Sunday, May 02, 2010

unexpected side effects

There is something that has occurred since I left work that has caught me by surprise. People are starting to know that I am someone's wife. I'm confused by it, but it may have something to do with me being able to be around him more. I can't tell you how many times I have heard, "Oh, we knew who Dan was, and that he was married, and we knew who you were, but we just never put the two of you together."

When I worked, I had time for work and home and a few things with friends. I went to church and served at it, but I now realize I didn't have much time to just "be together" with my husband. We were busy taking shifts and juggling schedules.

This brings me to another thought...I'm not sure if I like not being able to hide. I'm not shy, so that isn't the issue. It is the awareness that people see me and know who I am. I have to be sure I am "representing." There is a difference between this and faking, and it is a good difference. It causes me to have a stronger filter...and yes...at this point I am saying I actually do have a filter although this may be a shock to some.
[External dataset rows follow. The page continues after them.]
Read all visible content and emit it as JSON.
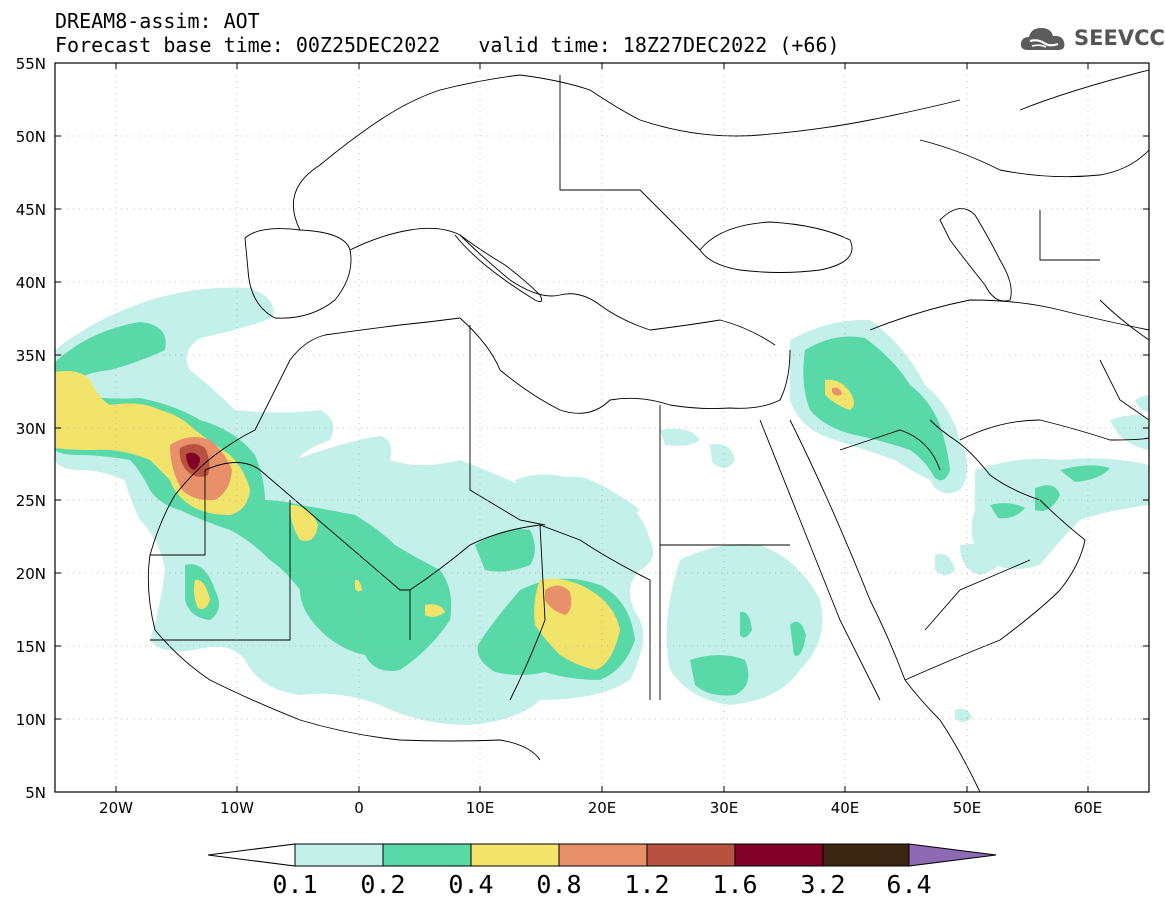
{
  "header": {
    "line1": "DREAM8-assim: AOT",
    "base_time": "Forecast base time: 00Z25DEC2022",
    "valid_time": "valid time: 18Z27DEC2022 (+66)"
  },
  "logo": {
    "text": "SEEVCCC",
    "icon": "cloud-icon"
  },
  "map": {
    "lat_labels": [
      "55N",
      "50N",
      "45N",
      "40N",
      "35N",
      "30N",
      "25N",
      "20N",
      "15N",
      "10N",
      "5N"
    ],
    "lon_labels": [
      "20W",
      "10W",
      "0",
      "10E",
      "20E",
      "30E",
      "40E",
      "50E",
      "60E"
    ],
    "extent": {
      "lon": [
        -25,
        65
      ],
      "lat": [
        5,
        55
      ]
    }
  },
  "colorbar": {
    "thresholds": [
      "0.1",
      "0.2",
      "0.4",
      "0.8",
      "1.2",
      "1.6",
      "3.2",
      "6.4"
    ],
    "colors": [
      "#ffffff",
      "#c4f0ea",
      "#5ad9a8",
      "#f2e46a",
      "#e8906a",
      "#b85240",
      "#800028",
      "#3a2412",
      "#8c6ab4"
    ]
  }
}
And another thought...I am not only a wife but I am also a Christ follower. So I'm thinking that the filter thingy should have always been in place. Oops. I often forget that I am a representative of Jesus wether I am writing my facebook updates, writing this blog or just hanging out with friends.

What if people have thought, "I know who Jesus is and who you are, I just never put the two of you together." Granted, I screw up and fail, and I don't think those things need to be hidden (that is what I mean when I say there is a difference between "representing" and "faking") but when I am struggling or I am upset, do I go to the Bible first and see how I should respond, or do I go immediately to my friends or facebook and vent? Or do I sometimes I think I have something hilarious to contribute, but it hasn't...well...lets just say it isn't "well filtered." Eyes are watching. I've found too many times that my gut reaction is questionable and I should shut up and process with God first. And by "process" I mean get off my lazy butt and see what the Bible has to say on the matter, then pray that God changes my heart to be a good reflection on Him.

Just realized I may have hit the all time record of quotation marks in this post. I counted eight. "Wow" (nine). I think I need to work on grammatical filtering next. Be patient...one mountain at a time.

1 comment:

TomandBecky said...

A very thought-provoking post. Especially "I know who Jesus is and who you are, I just never put the two of you together." The challenge is to be just as convicted about "representing" whether we're in a so-called spotlight or not.